La reconnaissance d'une affection inscrite au tableau 8 ouvre droit à la présomption d'origine professionnelle (article L. 461-1 al. 2 du Code de la sécurité sociale) : dès lors que les trois conditions du tableau sont remplies (désignation médicale + délai de prise en charge + exposition aux ciments en milieu professionnel), le caractère professionnel est acquis sans que la victime ait à prouver le lien de causalité.

Étape 1 — Certificat médical initial (CMI)

Le médecin (généraliste, dermatologue, médecin du travail, ophtalmologiste pour les atteintes oculaires) établit un certificat médical initial mentionnant explicitement le tableau 8 et l'affection visée (ex. : « dermite eczématiforme — tableau 8 RG »). Pour les eczémas, la confirmation par tests épicutanés au dichromate de potassium 0,5 % est fortement recommandée : elle est exigée par le tableau pour les dermites eczématiformes ne récidivant pas spontanément à la réexposition.

Étape 2 — Déclaration à la CPAM

La victime adresse à sa CPAM le formulaire Cerfa S6100 « Déclaration de maladie professionnelle », accompagné des deux premiers volets du CMI et de l'attestation de salaire de l'employeur. Délai de prescription : 2 ans à compter de la date du CMI (article L. 461-5 CSS).

Étape 3 — Instruction

La CPAM ouvre une enquête contradictoire. Elle dispose de 120 jours à compter de la réception du dossier complet pour rendre sa décision (article R. 461-9 CSS), avec possibilité d'extension à 240 jours si le dossier nécessite des investigations complémentaires (notamment expertise dermatologique).
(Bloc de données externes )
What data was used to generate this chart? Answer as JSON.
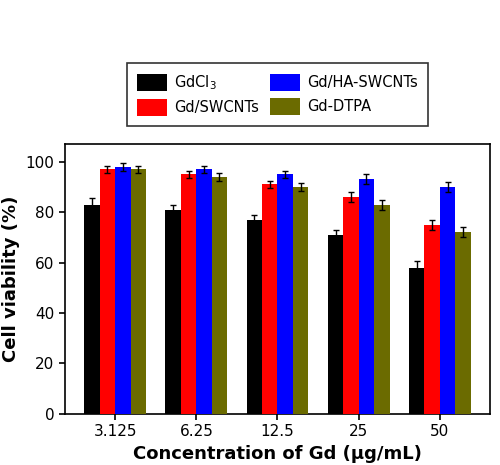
{
  "categories": [
    "3.125",
    "6.25",
    "12.5",
    "25",
    "50"
  ],
  "series": {
    "GdCl3": {
      "values": [
        83,
        81,
        77,
        71,
        58
      ],
      "errors": [
        2.5,
        2,
        2,
        2,
        2.5
      ],
      "color": "#000000"
    },
    "Gd/SWCNTs": {
      "values": [
        97,
        95,
        91,
        86,
        75
      ],
      "errors": [
        1.5,
        1.5,
        1.5,
        2,
        2
      ],
      "color": "#ff0000"
    },
    "Gd/HA-SWCNTs": {
      "values": [
        98,
        97,
        95,
        93,
        90
      ],
      "errors": [
        1.5,
        1.5,
        1.5,
        2,
        2
      ],
      "color": "#0000ff"
    },
    "Gd-DTPA": {
      "values": [
        97,
        94,
        90,
        83,
        72
      ],
      "errors": [
        1.5,
        1.5,
        1.5,
        2,
        2
      ],
      "color": "#6b6b00"
    }
  },
  "series_order": [
    "GdCl3",
    "Gd/SWCNTs",
    "Gd/HA-SWCNTs",
    "Gd-DTPA"
  ],
  "legend_labels": {
    "GdCl3": "GdCl$_3$",
    "Gd/SWCNTs": "Gd/SWCNTs",
    "Gd/HA-SWCNTs": "Gd/HA-SWCNTs",
    "Gd-DTPA": "Gd-DTPA"
  },
  "ylabel": "Cell viability (%)",
  "xlabel": "Concentration of Gd (μg/mL)",
  "ylim": [
    0,
    107
  ],
  "yticks": [
    0,
    20,
    40,
    60,
    80,
    100
  ],
  "bar_width": 0.19,
  "background_color": "#ffffff",
  "legend_ncol": 2,
  "axis_fontsize": 13,
  "tick_fontsize": 11,
  "legend_fontsize": 10.5
}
L'employeur reçoit le dossier et peut le consulter pendant 10 jours.

Étape 4 — Le cas échéant : CRRMP

Si une condition du tableau n'est pas remplie (délai de prise en charge dépassé, absence de test épicutané confirmant l'allergie), le dossier est transmis au Comité régional de reconnaissance des maladies professionnelles (CRRMP). Le CRRMP examine si la maladie est « directement causée par le travail habituel de la victime » (article L. 461-1 al. 4 CSS). Sa décision s'impose à la CPAM.
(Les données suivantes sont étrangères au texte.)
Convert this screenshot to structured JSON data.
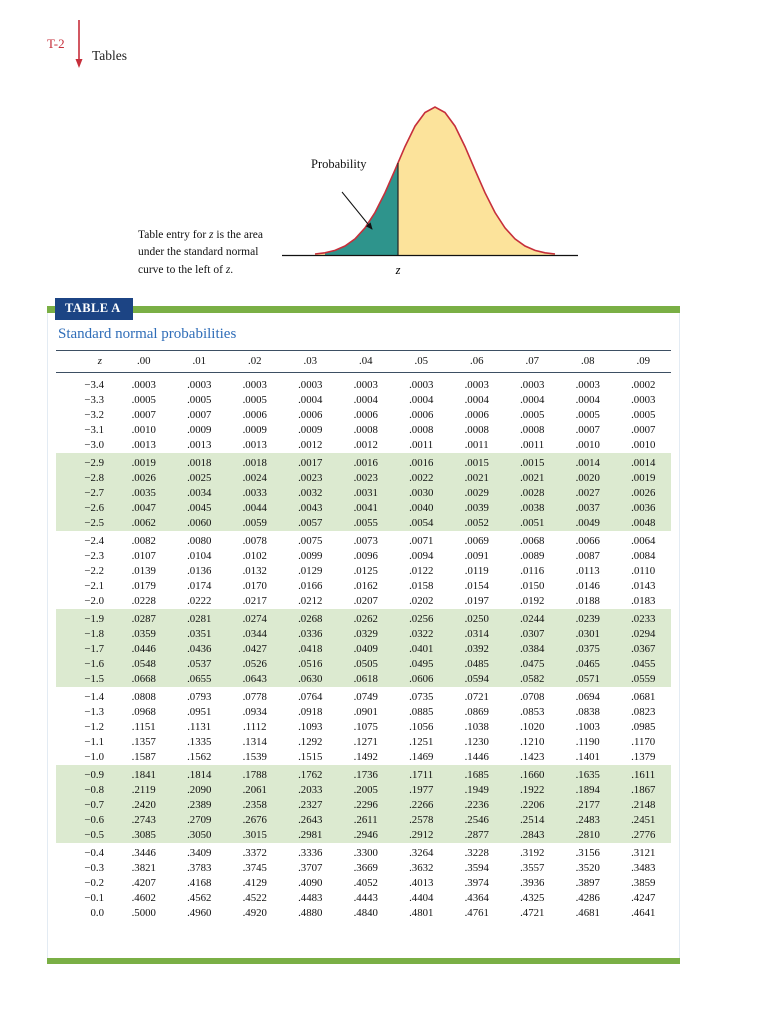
{
  "page": {
    "page_label": "T-2",
    "section_label": "Tables"
  },
  "figure": {
    "probability_label": "Probability",
    "z_axis_label": "z",
    "caption": {
      "part1": "Table entry for ",
      "z1": "z",
      "part2": " is the area under the standard normal curve to the left of ",
      "z2": "z",
      "part3": "."
    },
    "colors": {
      "curve_stroke": "#c62f3b",
      "area_right_fill": "#fce39b",
      "area_left_fill": "#2e948c"
    }
  },
  "table": {
    "bar_label": "TABLE A",
    "title": "Standard normal probabilities",
    "z_header": "z",
    "column_headers": [
      ".00",
      ".01",
      ".02",
      ".03",
      ".04",
      ".05",
      ".06",
      ".07",
      ".08",
      ".09"
    ],
    "colors": {
      "band_green": "#7aaf45",
      "label_navy": "#1c4484",
      "title_blue": "#2f6db8",
      "row_shade_green": "#dcead0",
      "accent_red": "#c62f3b"
    },
    "rows": [
      {
        "z": "−3.4",
        "values": [
          ".0003",
          ".0003",
          ".0003",
          ".0003",
          ".0003",
          ".0003",
          ".0003",
          ".0003",
          ".0003",
          ".0002"
        ]
      },
      {
        "z": "−3.3",
        "values": [
          ".0005",
          ".0005",
          ".0005",
          ".0004",
          ".0004",
          ".0004",
          ".0004",
          ".0004",
          ".0004",
          ".0003"
        ]
      },
      {
        "z": "−3.2",
        "values": [
          ".0007",
          ".0007",
          ".0006",
          ".0006",
          ".0006",
          ".0006",
          ".0006",
          ".0005",
          ".0005",
          ".0005"
        ]
      },
      {
        "z": "−3.1",
        "values": [
          ".0010",
          ".0009",
          ".0009",
          ".0009",
          ".0008",
          ".0008",
          ".0008",
          ".0008",
          ".0007",
          ".0007"
        ]
      },
      {
        "z": "−3.0",
        "values": [
          ".0013",
          ".0013",
          ".0013",
          ".0012",
          ".0012",
          ".0011",
          ".0011",
          ".0011",
          ".0010",
          ".0010"
        ]
      },
      {
        "z": "−2.9",
        "values": [
          ".0019",
          ".0018",
          ".0018",
          ".0017",
          ".0016",
          ".0016",
          ".0015",
          ".0015",
          ".0014",
          ".0014"
        ]
      },
      {
        "z": "−2.8",
        "values": [
          ".0026",
          ".0025",
          ".0024",
          ".0023",
          ".0023",
          ".0022",
          ".0021",
          ".0021",
          ".0020",
          ".0019"
        ]
      },
      {
        "z": "−2.7",
        "values": [
          ".0035",
          ".0034",
          ".0033",
          ".0032",
          ".0031",
          ".0030",
          ".0029",
          ".0028",
          ".0027",
          ".0026"
        ]
      },
      {
        "z": "−2.6",
        "values": [
          ".0047",
          ".0045",
          ".0044",
          ".0043",
          ".0041",
          ".0040",
          ".0039",
          ".0038",
          ".0037",
          ".0036"
        ]
      },
      {
        "z": "−2.5",
        "values": [
          ".0062",
          ".0060",
          ".0059",
          ".0057",
          ".0055",
          ".0054",
          ".0052",
          ".0051",
          ".0049",
          ".0048"
        ]
      },
      {
        "z": "−2.4",
        "values": [
          ".0082",
          ".0080",
          ".0078",
          ".0075",
          ".0073",
          ".0071",
          ".0069",
          ".0068",
          ".0066",
          ".0064"
        ]
      },
      {
        "z": "−2.3",
        "values": [
          ".0107",
          ".0104",
          ".0102",
          ".0099",
          ".0096",
          ".0094",
          ".0091",
          ".0089",
          ".0087",
          ".0084"
        ]
      },
      {
        "z": "−2.2",
        "values": [
          ".0139",
          ".0136",
          ".0132",
          ".0129",
          ".0125",
          ".0122",
          ".0119",
          ".0116",
          ".0113",
          ".0110"
        ]
      },
      {
        "z": "−2.1",
        "values": [
          ".0179",
          ".0174",
          ".0170",
          ".0166",
          ".0162",
          ".0158",
          ".0154",
          ".0150",
          ".0146",
          ".0143"
        ]
      },
      {
        "z": "−2.0",
        "values": [
          ".0228",
          ".0222",
          ".0217",
          ".0212",
          ".0207",
          ".0202",
          ".0197",
          ".0192",
          ".0188",
          ".0183"
        ]
      },
      {
        "z": "−1.9",
        "values": [
          ".0287",
          ".0281",
          ".0274",
          ".0268",
          ".0262",
          ".0256",
          ".0250",
          ".0244",
          ".0239",
          ".0233"
        ]
      },
      {
        "z": "−1.8",
        "values": [
          ".0359",
          ".0351",
          ".0344",
          ".0336",
          ".0329",
          ".0322",
          ".0314",
          ".0307",
          ".0301",
          ".0294"
        ]
      },
      {
        "z": "−1.7",
        "values": [
          ".0446",
          ".0436",
          ".0427",
          ".0418",
          ".0409",
          ".0401",
          ".0392",
          ".0384",
          ".0375",
          ".0367"
        ]
      },
      {
        "z": "−1.6",
        "values": [
          ".0548",
          ".0537",
          ".0526",
          ".0516",
          ".0505",
          ".0495",
          ".0485",
          ".0475",
          ".0465",
          ".0455"
        ]
      },
      {
        "z": "−1.5",
        "values": [
          ".0668",
          ".0655",
          ".0643",
          ".0630",
          ".0618",
          ".0606",
          ".0594",
          ".0582",
          ".0571",
          ".0559"
        ]
      },
      {
        "z": "−1.4",
        "values": [
          ".0808",
          ".0793",
          ".0778",
          ".0764",
          ".0749",
          ".0735",
          ".0721",
          ".0708",
          ".0694",
          ".0681"
        ]
      },
      {
        "z": "−1.3",
        "values": [
          ".0968",
          ".0951",
          ".0934",
          ".0918",
          ".0901",
          ".0885",
          ".0869",
          ".0853",
          ".0838",
          ".0823"
        ]
      },
      {
        "z": "−1.2",
        "values": [
          ".1151",
          ".1131",
          ".1112",
          ".1093",
          ".1075",
          ".1056",
          ".1038",
          ".1020",
          ".1003",
          ".0985"
        ]
      },
      {
        "z": "−1.1",
        "values": [
          ".1357",
          ".1335",
          ".1314",
          ".1292",
          ".1271",
          ".1251",
          ".1230",
          ".1210",
          ".1190",
          ".1170"
        ]
      },
      {
        "z": "−1.0",
        "values": [
          ".1587",
          ".1562",
          ".1539",
          ".1515",
          ".1492",
          ".1469",
          ".1446",
          ".1423",
          ".1401",
          ".1379"
        ]
      },
      {
        "z": "−0.9",
        "values": [
          ".1841",
          ".1814",
          ".1788",
          ".1762",
          ".1736",
          ".1711",
          ".1685",
          ".1660",
          ".1635",
          ".1611"
        ]
      },
      {
        "z": "−0.8",
        "values": [
          ".2119",
          ".2090",
          ".2061",
          ".2033",
          ".2005",
          ".1977",
          ".1949",
          ".1922",
          ".1894",
          ".1867"
        ]
      },
      {
        "z": "−0.7",
        "values": [
          ".2420",
          ".2389",
          ".2358",
          ".2327",
          ".2296",
          ".2266",
          ".2236",
          ".2206",
          ".2177",
          ".2148"
        ]
      },
      {
        "z": "−0.6",
        "values": [
          ".2743",
          ".2709",
          ".2676",
          ".2643",
          ".2611",
          ".2578",
          ".2546",
          ".2514",
          ".2483",
          ".2451"
        ]
      },
      {
        "z": "−0.5",
        "values": [
          ".3085",
          ".3050",
          ".3015",
          ".2981",
          ".2946",
          ".2912",
          ".2877",
          ".2843",
          ".2810",
          ".2776"
        ]
      },
      {
        "z": "−0.4",
        "values": [
          ".3446",
          ".3409",
          ".3372",
          ".3336",
          ".3300",
          ".3264",
          ".3228",
          ".3192",
          ".3156",
          ".3121"
        ]
      },
      {
        "z": "−0.3",
        "values": [
          ".3821",
          ".3783",
          ".3745",
          ".3707",
          ".3669",
          ".3632",
          ".3594",
          ".3557",
          ".3520",
          ".3483"
        ]
      },
      {
        "z": "−0.2",
        "values": [
          ".4207",
          ".4168",
          ".4129",
          ".4090",
          ".4052",
          ".4013",
          ".3974",
          ".3936",
          ".3897",
          ".3859"
        ]
      },
      {
        "z": "−0.1",
        "values": [
          ".4602",
          ".4562",
          ".4522",
          ".4483",
          ".4443",
          ".4404",
          ".4364",
          ".4325",
          ".4286",
          ".4247"
        ]
      },
      {
        "z": "0.0",
        "values": [
          ".5000",
          ".4960",
          ".4920",
          ".4880",
          ".4840",
          ".4801",
          ".4761",
          ".4721",
          ".4681",
          ".4641"
        ]
      }
    ]
  }
}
Sources : Améli — Reconnaissance MP · articles L. 461-1 à L. 461-5 et R. 461-9 du Code de la sécurité sociale.

Indemnisation

Une maladie professionnelle reconnue au titre du tableau 8 ouvre droit à plusieurs prestations cumulatives, à partir de la date du certificat médical initial.
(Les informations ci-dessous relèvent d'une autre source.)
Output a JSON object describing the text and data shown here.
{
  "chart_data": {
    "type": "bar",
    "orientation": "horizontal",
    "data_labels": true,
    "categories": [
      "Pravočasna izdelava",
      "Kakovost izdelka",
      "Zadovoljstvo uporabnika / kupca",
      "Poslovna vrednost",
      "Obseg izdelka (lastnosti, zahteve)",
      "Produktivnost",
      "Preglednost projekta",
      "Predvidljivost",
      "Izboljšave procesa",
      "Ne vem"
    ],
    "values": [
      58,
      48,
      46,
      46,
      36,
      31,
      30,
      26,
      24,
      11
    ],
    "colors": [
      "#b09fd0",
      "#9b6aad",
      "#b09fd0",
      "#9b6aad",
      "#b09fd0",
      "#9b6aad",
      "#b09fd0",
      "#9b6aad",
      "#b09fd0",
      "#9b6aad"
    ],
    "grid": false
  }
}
Pendant l'arrêt de travail : indemnités journalières (IJSS)

Versées par la CPAM dès le 1ᵉʳ jour d'arrêt (pas de délai de carence en MP, contrairement à la maladie ordinaire) selon les modalités suivantes (article R. 433-1 CSS) :

  • du 1ᵉʳ au 28ᵉ jour : 60 % du salaire journalier de référence ;
  • à partir du 29ᵉ jour : 80 % du salaire journalier de référence.

La convention collective applicable (Bâtiment, Travaux publics) peut prévoir un complément employeur. Les soins (consultations, dermocorticoïdes, EPI prescrits) sont pris en charge à 100 % sur la base du tarif de la Sécurité sociale.

Reclassement et inaptitude

L'eczéma chronique au chrome VI peut entraîner une inaptitude médicale au poste prononcée par le médecin du travail (article L. 4624-4 du Code du travail). L'employeur est alors tenu à une obligation de reclassement sur un poste compatible (L. 1226-10). À défaut de reclassement, le licenciement pour inaptitude d'origine professionnelle ouvre droit à une indemnité spéciale de licenciement (doublée par rapport à l'indemnité légale) et à l'indemnité compensatrice de préavis (L. 1226-14).

À la consolidation : taux d'incapacité permanente (IPP)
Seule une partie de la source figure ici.